The title is held by his son, the fifth Baron, who succeeded him in 1996. Known professionally as Christopher Guest, he is a film director, writer, actor and musician. He is married to the actress Jamie Lee Curtis, who is therefore the current Lady Haden-Guest.

==Barons Haden-Guest (1950)==
- Leslie Haden-Guest, 1st Baron Haden-Guest (1877–1960)
- Stephen Haden Haden-Guest, 2nd Baron Haden-Guest (1902–1974)
- Richard Haden Haden-Guest, 3rd Baron Haden-Guest (1904–1987)
- Peter Albert Michael Haden-Guest, 4th Baron Haden-Guest (1913–1996)
- Christopher Haden-Guest, 5th Baron Haden-Guest (born 1948)

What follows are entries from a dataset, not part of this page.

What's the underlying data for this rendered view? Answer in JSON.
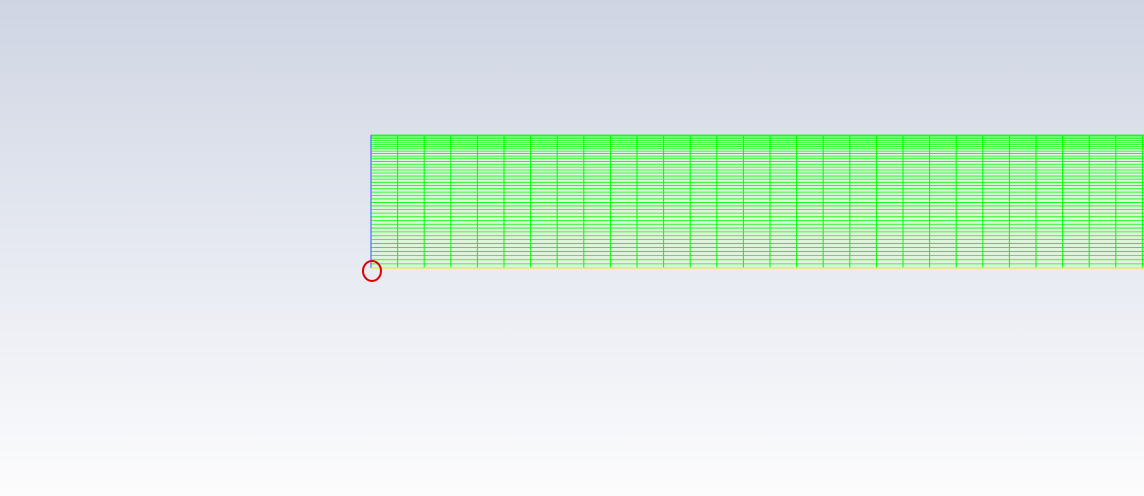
{
  "viewport": {
    "background_top": "#cfd5e3",
    "background_bottom": "#fcfcfd"
  },
  "mesh": {
    "line_color": "#00ff00",
    "fill_color": "#ddf3dd",
    "axis_edge_color": "#5b6cf0",
    "wall_edge_color": "#e8e84a",
    "vertical_lines": 30,
    "horizontal_lines": 44
  },
  "highlight": {
    "icon": "circle-marker-icon",
    "color": "#e00000"
  }
}
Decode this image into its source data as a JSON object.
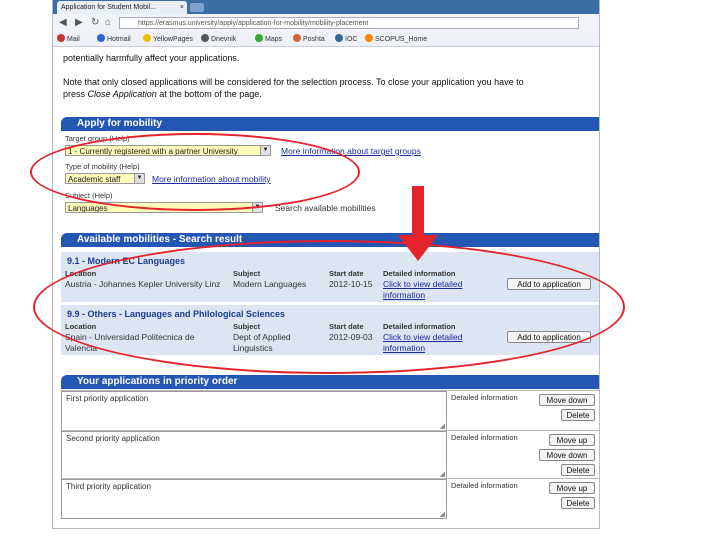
{
  "browser": {
    "tab_title": "Application for Student Mobil...",
    "tab_close": "×",
    "url": "https://erasmus.university/apply/application-for-mobility/mobility-placement",
    "bookmarks": [
      "Mail",
      "Hotmail",
      "YellowPages",
      "Dnevnik",
      "Maps",
      "Poshta",
      "IOC",
      "SCOPUS_Home"
    ]
  },
  "intro": {
    "line1": "potentially harmfully affect your applications.",
    "line2": "Note that only closed applications will be considered for the selection process. To close your application you have to",
    "line3_pre": "press ",
    "line3_em": "Close Application",
    "line3_post": " at the bottom of the page."
  },
  "apply": {
    "header": "Apply for mobility",
    "target_label": "Target group (Help)",
    "target_value": "1 - Currently registered with a partner University",
    "target_more": "More information about target groups",
    "type_label": "Type of mobility (Help)",
    "type_value": "Academic staff",
    "type_more": "More information about mobility",
    "subject_label": "Subject (Help)",
    "subject_value": "Languages",
    "search_link": "Search available mobilities"
  },
  "results": {
    "header": "Available mobilities - Search result",
    "columns": [
      "Location",
      "Subject",
      "Start date",
      "Detailed information"
    ],
    "groups": [
      {
        "title": "9.1 - Modern EC Languages",
        "location": "Austria - Johannes Kepler University Linz",
        "subject": "Modern Languages",
        "start": "2012-10-15",
        "detail": "Click to view detailed information",
        "button": "Add to application"
      },
      {
        "title": "9.9 - Others - Languages and Philological Sciences",
        "location": "Spain - Universidad Politecnica de Valencia",
        "subject": "Dept of Applied Linguistics",
        "start": "2012-09-03",
        "detail": "Click to view detailed information",
        "button": "Add to application"
      }
    ]
  },
  "priority": {
    "header": "Your applications in priority order",
    "rows": [
      {
        "label": "First priority application",
        "detail": "Detailed information",
        "buttons": [
          "Move down",
          "Delete"
        ]
      },
      {
        "label": "Second priority application",
        "detail": "Detailed information",
        "buttons": [
          "Move up",
          "Move down",
          "Delete"
        ]
      },
      {
        "label": "Third priority application",
        "detail": "Detailed information",
        "buttons": [
          "Move up",
          "Delete"
        ]
      }
    ]
  },
  "colors": {
    "header_blue": "#2457b3",
    "annotation_red": "#e4232b",
    "select_yellow": "#fffbbb",
    "group_bg": "#dde5f3"
  }
}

Anthony Haden-Guest, the current baron's older half-brother, was born out of wedlock, and hence is not in the line of succession. As the current baron has no sons, the heir presumptive is his brother, Nicholas Haden-Guest (born 1951). Nicholas Haden-Guest fathers two daughters.

==Coat of arms==
ARMS: Sable two flaunches or, three Welsh triple harps in fess counter-changed.

CREST: A caladrius displayed sable, beaked, legged and charged on the breast with a sun in splendour or.

SUPPORTERS: Dexter, a leopard Sable semée of roundels Or and grasping in the interior paw a quill Or; Sinister, a leopard Or semée of roundels Sable and grasping in the interior paw a quill Sable.

MOTTO: Non nobis solum nati sumus (Not for ourselves alone do we come into the world).